Like the disciples we too are different in many ways. We don’t all come out of separate spiritual worlds, we share a common heavenly origin. What is it that makes us so different, a great deal is the obvious answer? In short we can say that the differences lie often in what we take up destiny-wise here on earth and what other earthly influences have coloured our lives. It is though with wonder that we can observe that when we come to share real fundamental ideas together we sense we can find common ground. Seemingly there is a world of ideas which belongs to us all and which we can access collectively. Maybe the one person wants to express his way of grasping a question in a particular manner, another brings a slightly contrasting slant, but in the end we can experience with a little effort that the living world of true ideas is universal, never the possession of any one person.
This understanding offers us a great possibility to establish harmony on earth and in the social life. We strive to live and also to learn out of the same golden content. In principle we should be able to find common ground. Strangely we don’t seem to manage this very well at all, as a humanity publicly and privately we spend a great deal of our time arguing our strongly held points of view. We often allow our suspected differences to boil over into violent war scenarios. What is it then that separates us most, why if we all are born out the same world of spirit do we carry so much enmity? There is a very strange answer to this question, at least at first. We all carry a spiritual common goal and it is this goal which initially separates us. Here is the crunch. Because we all desire to be free independent human beings we encounter hurdles. It is this central inborn ideal which in a strange way separates us and can be observed constantly dividing people all around the world. To become a free independent person we tend, on the road to establishing our own personal selfhood to be if not egocentric, at least self-occupied. Each separate individual has his or her rightful place but where I am you cannot be and so on, and what is mine isn’t yours and so and so on. On the other hand each single person is needed to create community, to create a harmonious social life. As human beings we are challenged to deepen our sense of self but not at the expense of our brothers and sisters. The ongoing striving towards the fulfilment of this goal is fraught with problems but it is possible. This is always a challenge, a two-edged sword.

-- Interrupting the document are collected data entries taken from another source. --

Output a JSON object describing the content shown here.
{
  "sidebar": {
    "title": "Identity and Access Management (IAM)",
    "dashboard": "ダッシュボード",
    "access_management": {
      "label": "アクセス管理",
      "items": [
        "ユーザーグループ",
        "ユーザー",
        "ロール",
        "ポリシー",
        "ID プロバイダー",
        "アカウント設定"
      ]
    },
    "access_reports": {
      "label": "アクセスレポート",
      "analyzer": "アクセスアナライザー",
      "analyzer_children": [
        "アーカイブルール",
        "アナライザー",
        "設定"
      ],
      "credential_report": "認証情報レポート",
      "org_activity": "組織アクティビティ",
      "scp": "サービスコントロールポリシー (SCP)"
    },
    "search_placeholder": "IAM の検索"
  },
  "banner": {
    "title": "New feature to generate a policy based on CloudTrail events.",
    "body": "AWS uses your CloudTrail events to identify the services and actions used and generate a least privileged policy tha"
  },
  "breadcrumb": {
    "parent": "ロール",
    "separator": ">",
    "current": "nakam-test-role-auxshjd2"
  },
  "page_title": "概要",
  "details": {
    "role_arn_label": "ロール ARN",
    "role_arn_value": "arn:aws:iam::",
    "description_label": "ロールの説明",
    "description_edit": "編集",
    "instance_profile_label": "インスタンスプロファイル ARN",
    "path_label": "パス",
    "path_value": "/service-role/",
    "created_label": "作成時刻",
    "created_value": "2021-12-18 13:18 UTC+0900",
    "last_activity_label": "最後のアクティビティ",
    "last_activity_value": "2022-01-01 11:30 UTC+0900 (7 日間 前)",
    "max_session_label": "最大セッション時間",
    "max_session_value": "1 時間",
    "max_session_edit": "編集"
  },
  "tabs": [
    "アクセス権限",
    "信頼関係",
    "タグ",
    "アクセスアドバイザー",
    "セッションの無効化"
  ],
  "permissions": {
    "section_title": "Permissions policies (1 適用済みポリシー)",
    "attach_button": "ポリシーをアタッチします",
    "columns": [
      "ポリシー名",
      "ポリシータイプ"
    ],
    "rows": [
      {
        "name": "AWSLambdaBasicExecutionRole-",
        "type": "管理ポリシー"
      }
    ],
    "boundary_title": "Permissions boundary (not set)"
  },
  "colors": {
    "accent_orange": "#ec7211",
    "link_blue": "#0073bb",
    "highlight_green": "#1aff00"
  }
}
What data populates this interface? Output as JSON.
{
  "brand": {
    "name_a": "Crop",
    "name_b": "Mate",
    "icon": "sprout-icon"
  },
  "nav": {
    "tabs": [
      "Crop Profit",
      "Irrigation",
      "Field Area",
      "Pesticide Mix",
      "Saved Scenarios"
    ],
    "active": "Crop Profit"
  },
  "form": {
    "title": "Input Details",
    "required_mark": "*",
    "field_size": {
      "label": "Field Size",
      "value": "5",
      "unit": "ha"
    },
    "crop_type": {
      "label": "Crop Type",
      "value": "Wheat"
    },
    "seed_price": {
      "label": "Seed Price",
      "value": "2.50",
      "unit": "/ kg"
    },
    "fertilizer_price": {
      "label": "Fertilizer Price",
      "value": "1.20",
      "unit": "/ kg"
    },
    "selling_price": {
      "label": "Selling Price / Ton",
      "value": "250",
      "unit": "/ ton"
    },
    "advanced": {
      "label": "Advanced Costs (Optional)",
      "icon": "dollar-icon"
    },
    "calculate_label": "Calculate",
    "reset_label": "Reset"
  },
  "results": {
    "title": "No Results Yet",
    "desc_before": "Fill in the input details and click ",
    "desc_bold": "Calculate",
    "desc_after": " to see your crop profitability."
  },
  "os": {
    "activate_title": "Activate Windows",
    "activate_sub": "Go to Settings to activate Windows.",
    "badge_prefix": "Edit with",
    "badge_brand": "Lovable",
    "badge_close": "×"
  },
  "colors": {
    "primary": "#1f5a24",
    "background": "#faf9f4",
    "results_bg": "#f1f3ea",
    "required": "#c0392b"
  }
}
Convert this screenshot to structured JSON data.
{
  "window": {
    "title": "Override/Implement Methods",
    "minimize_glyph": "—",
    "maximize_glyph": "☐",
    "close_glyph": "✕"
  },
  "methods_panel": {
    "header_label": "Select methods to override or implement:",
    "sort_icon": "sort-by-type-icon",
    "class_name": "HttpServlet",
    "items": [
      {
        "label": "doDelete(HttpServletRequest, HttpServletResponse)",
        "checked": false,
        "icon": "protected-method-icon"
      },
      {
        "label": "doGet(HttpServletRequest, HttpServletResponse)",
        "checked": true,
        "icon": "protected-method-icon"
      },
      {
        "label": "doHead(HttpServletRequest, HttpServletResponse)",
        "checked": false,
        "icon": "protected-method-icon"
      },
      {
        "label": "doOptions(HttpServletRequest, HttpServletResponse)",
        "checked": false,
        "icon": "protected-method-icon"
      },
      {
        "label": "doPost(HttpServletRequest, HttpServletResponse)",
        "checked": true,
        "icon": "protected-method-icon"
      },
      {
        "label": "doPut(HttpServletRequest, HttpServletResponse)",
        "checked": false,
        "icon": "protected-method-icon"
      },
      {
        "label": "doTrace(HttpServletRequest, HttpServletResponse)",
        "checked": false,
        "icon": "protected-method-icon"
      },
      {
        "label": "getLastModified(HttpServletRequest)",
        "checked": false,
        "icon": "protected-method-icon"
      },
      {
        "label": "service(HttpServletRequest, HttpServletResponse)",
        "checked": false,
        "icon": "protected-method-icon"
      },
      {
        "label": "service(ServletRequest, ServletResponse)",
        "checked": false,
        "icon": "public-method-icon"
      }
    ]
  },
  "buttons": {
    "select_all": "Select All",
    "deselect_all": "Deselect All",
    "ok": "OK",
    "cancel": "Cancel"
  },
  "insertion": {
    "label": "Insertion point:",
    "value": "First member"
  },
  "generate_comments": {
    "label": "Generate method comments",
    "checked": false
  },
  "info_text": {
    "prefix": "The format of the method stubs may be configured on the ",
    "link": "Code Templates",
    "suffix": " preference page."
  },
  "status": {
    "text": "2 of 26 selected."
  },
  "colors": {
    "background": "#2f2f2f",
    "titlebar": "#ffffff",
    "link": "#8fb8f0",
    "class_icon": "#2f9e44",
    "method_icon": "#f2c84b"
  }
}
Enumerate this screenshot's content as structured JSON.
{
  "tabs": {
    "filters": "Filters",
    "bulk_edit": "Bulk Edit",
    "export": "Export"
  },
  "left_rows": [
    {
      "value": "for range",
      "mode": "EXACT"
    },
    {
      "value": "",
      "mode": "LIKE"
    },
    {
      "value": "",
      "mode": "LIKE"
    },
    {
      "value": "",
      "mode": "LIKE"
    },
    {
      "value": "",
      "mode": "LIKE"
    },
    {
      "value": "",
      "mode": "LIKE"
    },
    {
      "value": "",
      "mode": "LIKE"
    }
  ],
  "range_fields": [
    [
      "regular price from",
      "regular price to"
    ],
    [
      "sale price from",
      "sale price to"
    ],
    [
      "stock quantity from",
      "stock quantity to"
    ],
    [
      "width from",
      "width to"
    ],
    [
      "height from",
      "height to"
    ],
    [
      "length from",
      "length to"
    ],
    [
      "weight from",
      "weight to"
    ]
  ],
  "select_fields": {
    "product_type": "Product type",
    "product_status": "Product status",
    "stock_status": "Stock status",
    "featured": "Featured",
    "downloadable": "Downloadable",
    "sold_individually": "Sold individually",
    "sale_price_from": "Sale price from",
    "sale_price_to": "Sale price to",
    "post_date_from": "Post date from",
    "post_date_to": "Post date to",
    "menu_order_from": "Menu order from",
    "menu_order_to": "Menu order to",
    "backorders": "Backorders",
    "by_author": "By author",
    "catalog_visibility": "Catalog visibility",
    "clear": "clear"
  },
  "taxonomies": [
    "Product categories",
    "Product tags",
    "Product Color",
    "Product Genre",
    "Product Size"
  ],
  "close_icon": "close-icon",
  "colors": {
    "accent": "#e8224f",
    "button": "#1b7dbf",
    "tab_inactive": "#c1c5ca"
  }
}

The Holy Spirit who is both the spirit of truth and the spirit of peaceful co-existence is there for us as a guide and inspirer. In the Service we celebrate there is a unique potential for us to grow in both the realm of developing an ethical free individuality but equally to create community together with others. We arrive on a Sunday as different personalities from contrasting backgrounds and pasts. During the course of the evolving service though we grow in wider consciousness, we experience that we are inwardly working out of the same golden background. We begin to commune with the beings that come towards us but also with each other. Our differences at the altar fade away as we become slowly but surely a community, a community of striving Christ-endowed individualities. My neighbours like myself have in the end the same strivings, they share in the similar struggle in life to become truly human. We can inwardly begin to imagine that the shining flames of Whitsun rest on the heads of all who strive in His name. Together with the inspirational presence of the Holy Spirit we may grasp again and again the potential given to us in our sacraments to become a Community of Christians; made up as we are of different but in essence similar human beings with the same goal, to serve the aims of the spirit world.